Yes. That’s right. I went there. Because I’m an oddly prim pervert, and a girl needs some relief.

I cleared my throat, looked for another imaginary piece of lint on the canvas of his chest. “Did you like her? This girl.”

“Yeah,” he said simply, and I peeked at him. His eyes were far away, I presumed with memories. Then they cut back to me. “But not like I like you.”

I was about to say you say the nicest things, but I didn’t want to ruin the moment, so instead I smiled, pressed my cheek to my shoulder like I was shy, and fluttered my lashes.

“I like you too.”

“I know.”

“You do? Who told you?”

“You did. Right before you left me.”

“Oh.” I frowned. “You’re right. I did. But, I’m not leaving now.”

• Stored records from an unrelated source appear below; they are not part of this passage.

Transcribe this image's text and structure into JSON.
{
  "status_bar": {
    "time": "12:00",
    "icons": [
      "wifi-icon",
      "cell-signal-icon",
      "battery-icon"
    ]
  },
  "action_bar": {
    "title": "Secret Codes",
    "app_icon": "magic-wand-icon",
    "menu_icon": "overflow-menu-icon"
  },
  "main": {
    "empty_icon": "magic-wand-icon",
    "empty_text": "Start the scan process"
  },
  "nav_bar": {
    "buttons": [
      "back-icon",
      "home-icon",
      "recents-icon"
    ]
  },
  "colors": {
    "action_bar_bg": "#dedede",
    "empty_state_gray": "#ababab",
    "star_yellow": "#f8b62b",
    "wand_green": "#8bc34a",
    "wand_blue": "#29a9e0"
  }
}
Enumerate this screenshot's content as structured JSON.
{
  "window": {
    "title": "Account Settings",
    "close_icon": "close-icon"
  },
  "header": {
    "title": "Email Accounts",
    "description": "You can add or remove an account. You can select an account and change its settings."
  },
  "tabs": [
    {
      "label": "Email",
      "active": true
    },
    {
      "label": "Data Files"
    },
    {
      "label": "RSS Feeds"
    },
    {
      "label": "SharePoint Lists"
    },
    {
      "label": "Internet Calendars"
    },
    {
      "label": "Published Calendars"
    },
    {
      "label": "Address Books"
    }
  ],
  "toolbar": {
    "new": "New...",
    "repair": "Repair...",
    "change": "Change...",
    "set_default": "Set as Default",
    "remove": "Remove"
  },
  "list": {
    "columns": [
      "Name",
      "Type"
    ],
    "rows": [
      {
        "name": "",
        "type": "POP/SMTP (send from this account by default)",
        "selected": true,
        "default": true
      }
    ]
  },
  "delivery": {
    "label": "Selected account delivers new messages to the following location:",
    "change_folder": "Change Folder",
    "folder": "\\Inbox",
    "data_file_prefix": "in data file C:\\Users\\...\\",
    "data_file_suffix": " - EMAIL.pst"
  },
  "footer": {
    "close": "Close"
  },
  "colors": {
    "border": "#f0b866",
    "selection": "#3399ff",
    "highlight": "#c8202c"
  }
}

“That’s good.” He turned me around so that I was once again facing the stage, and said into my ear, “Maybe you should promise me you’ll never leave.”

“I can’t do that.” I shook my head in earnest. “I may have to pee…or knit.”

I felt Alex’s slow smile against my neck, but then it was abruptly gone and his arms held me tighter.

We stood like that for several minutes, enjoying the slower, quieter song and the feeling of being wrapped in each other’s arms.

However, the next song was no ballad. In fact, after I heard the first pass of the chorus, I was pretty sure it was an ode to the female body—specifically, doing things to the female body.

The bass and drums were heavily featured, giving the song a definite carnal, tribal quality. I was impressed that the tall, blonde, spikey-haired lead singer—the male equivalent of a Swedish underwear model—didn’t dislocate his hip as he gyrated and ground himself into the microphone stand.

As the music continued, Alex’s grip became firmer, friskier. He massaged my backside with his big palms then massaged the sides and centers of my br**sts with his fingers. Basically, he was feeling me up. Sweat beaded and pooled on my chest, and droplets rolled down my spine.

When I could take no more, I leaned back, turned my head, and encouraged him to bend toward me.

I lifted a hand behind me, wrapped my fingers around the back of his neck, and said into his ear, “You need to stop that, please.” Then, because I couldn’t help myself, I licked his ear.

Alex stiffened. His hands flexed on my body. I felt the rise and fall of his chest as he took a deep breath. “I’m going to touch you how I like, whenever I like, and you’re going to let me,” he said, his lips searing my skin.

I frowned—in fact, it may have been a scowl, no way to be sure without a mirror—and shifted a step forward. He brought me back against him and wrapped one arm around my shoulders and the other around my waist.

I turned slightly—as much as was possible—and hissed at him, “You’re not a hypnotist or a Jedi, and you’re not the boss of me.”

“I know you like it.” His chest rumbled as he spoke. “I know you want me.”

Shocking the heckaroni out of me, Alex slipped his hand under my dress to my maidenhood—and by maidenhood, I mean my neglected and angrily aching vagina. He cupped me though my leggings and underwear; I felt his afore-dubbed steel pipe against my backside.

I gasped because he was right, but he was also wrong. I did like it. I did want him. But I also didn’t like being toyed with. Best-case scenario was that he didn’t understand how his touches affected me. I craved him, and not just his body, every minute of every day.

The frisky fingers were fantastic, to a point, and then they just became tools of torture. The frenzy was reaching a crescendo, and something—or somebody—was going to have to surrender.

I bucked against him, pulled at his arms. “Stop, Alex. I’m serious.”

He stiffened, tightened his grip for a split second, then his arms slacked and I stepped away from him. The music, the gyrating and shirtless rock star on the stage, the tire-fire of a man-beast behind me, my angry girl parts—all of it combined, saturated, made me feel dizzy and suffocated.